This is inspired by a superior blog posted by a gifted singer who calls herself Dancing On the Ceiling. http://dancingontheceiling.blogspot.com/ What a fascinating subject ... gifts we are given and what we do or do not do with them. And when you're older, there is the gnawing "what if..."
I still have vivid memories of sitting in my blue and white '59 Ford Station Wagon in Havre, Montana, listening to CBC Radio from Regina, Saskatchewan. They had one of those radio reader shows, with an announcer reading a chapter from a book each day. The book was "Forbidden Childhood," a memoir by Ruth Slenczynska. That was almost 50 years ago but I still recall being quite spellbound by that story.

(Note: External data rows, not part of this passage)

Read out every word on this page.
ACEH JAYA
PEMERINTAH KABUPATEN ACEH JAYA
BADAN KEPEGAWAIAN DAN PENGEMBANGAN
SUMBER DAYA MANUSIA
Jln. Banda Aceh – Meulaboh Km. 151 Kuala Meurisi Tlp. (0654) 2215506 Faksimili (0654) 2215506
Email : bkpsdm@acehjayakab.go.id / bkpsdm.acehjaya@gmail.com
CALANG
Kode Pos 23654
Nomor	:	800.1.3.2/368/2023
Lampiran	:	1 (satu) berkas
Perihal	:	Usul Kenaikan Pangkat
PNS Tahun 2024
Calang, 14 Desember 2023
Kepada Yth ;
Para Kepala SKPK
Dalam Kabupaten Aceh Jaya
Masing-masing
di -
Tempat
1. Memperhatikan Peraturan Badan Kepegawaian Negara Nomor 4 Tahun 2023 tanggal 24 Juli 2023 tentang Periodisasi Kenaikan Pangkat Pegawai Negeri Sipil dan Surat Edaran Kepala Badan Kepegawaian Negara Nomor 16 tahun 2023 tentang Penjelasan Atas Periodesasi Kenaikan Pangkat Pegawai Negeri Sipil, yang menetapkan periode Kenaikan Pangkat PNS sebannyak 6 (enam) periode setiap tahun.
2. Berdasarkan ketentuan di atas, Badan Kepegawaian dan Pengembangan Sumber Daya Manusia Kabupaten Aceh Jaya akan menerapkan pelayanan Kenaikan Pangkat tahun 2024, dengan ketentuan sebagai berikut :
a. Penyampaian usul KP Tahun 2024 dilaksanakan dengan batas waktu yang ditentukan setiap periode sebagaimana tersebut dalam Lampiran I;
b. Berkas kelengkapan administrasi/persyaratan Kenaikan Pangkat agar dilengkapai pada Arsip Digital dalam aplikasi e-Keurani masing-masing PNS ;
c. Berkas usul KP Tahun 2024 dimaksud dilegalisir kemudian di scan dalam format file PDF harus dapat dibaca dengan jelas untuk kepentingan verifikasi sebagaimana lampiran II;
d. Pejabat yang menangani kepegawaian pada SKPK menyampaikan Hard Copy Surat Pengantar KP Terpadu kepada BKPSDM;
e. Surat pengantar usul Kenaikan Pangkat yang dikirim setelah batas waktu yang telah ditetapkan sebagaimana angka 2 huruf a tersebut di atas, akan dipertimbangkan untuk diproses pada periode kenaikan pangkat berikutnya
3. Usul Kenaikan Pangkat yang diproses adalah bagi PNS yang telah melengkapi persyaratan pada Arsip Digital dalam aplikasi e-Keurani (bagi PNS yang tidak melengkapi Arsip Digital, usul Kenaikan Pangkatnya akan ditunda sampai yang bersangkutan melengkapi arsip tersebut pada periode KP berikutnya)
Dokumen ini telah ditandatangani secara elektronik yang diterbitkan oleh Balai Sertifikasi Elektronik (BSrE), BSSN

Slenczysnska, born in 1925 in California, was a sensation in Europe, called the greatest child piano prodigy since Mozart. She was Rachmaninoff's last pupil. Performed her debut in Berlin at age six. Her father was so demanding that she quit performing at fifteen. The title, "Forbidden Childhood" says it all. It's a painful tale of what a well meaning but misguided parent can do to a gifted child.
She resumed her career later and has written several books about piano technique. As far I can determine from some things found on the net, she is still with us and still teaching at eighty-two. I assume the book is still available. It's well worth a read by gifted ones and their parents.